Objective: Multiple sclerosis (MS) is a chronic autoimmune disease of the central nervous system characterised by neuroinflammation and demyelination. The aim of this study was to evaluate the neuroprotective effects of Korean ginseng root extract (KGE) using a cuprizone-induced demyelination model. Materials and Methods: C57BL/ 6 mice were divided into control, demyelination and remyelination groups, with KGE treatment for each group. Demyelination was induced with 0,2% cuprizone in the diet for four weeks. KGE (100 mg/ kg) was administered by gavage during or after the cuprizone exposure. Body weight, food and water intake, and motor performance were investigated in the study. In addition, glutathione (GSH), glutathione-S-transferase (GST), superoxide dismutase (SOD) malondialdehyde (MDA), oligodendrocyte transcription factor-2 (OLIG2) and myelin basic protein (MBP) levels were measured in brain samples, while MBP and glial fibrillary acidic protein (GFAP) expression was assessed by immunohistochemistry and myelin sheaths was examined using Luxol Fast Blue staining. Results: KGE effectively prevented myelin loss, promoted remyelination, and enhanced motor performance.

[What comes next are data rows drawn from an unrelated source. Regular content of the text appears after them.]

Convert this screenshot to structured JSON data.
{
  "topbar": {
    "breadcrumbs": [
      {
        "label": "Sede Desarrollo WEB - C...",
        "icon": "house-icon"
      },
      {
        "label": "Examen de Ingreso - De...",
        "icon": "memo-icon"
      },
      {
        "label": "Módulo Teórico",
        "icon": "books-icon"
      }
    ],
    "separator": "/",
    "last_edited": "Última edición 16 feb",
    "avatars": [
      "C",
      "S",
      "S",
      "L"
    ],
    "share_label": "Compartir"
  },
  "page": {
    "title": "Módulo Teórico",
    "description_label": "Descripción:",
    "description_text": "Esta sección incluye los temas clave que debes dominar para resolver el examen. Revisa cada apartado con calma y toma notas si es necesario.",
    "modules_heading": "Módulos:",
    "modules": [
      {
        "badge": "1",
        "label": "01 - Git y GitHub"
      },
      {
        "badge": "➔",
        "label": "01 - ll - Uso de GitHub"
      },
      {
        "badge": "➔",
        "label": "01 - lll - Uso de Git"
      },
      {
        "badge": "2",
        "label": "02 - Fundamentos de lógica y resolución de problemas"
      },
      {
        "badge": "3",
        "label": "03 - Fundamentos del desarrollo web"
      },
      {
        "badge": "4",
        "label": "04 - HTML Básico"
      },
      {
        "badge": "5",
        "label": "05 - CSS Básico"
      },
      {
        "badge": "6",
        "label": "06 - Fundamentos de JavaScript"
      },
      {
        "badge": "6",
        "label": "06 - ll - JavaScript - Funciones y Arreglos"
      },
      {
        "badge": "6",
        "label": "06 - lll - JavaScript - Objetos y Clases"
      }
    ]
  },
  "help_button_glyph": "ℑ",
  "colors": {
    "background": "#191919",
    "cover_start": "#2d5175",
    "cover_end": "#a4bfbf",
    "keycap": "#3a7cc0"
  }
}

It significantly elevated GSH, GST, and SOD levels while reducing MDA concentrations compared to the DM group, indicating reduced oxidative stress (p<0.05 to 0.001). In the rotarod test, KGE treatment led to a significant improvement in motor endurance (p<0.01). MBP immunoreactivity was notably restored (score ~2, p<0.01). Furthermore, KGE suppressed astrogliosis by decreasing GFAP expression and alleviated demyelination by increasing LFB-positive myelinated areas. Conclusion: KGE exhibits neuroprotective properties during demyelination and promotes remyelination, highlighting its therapeutic potential for MS.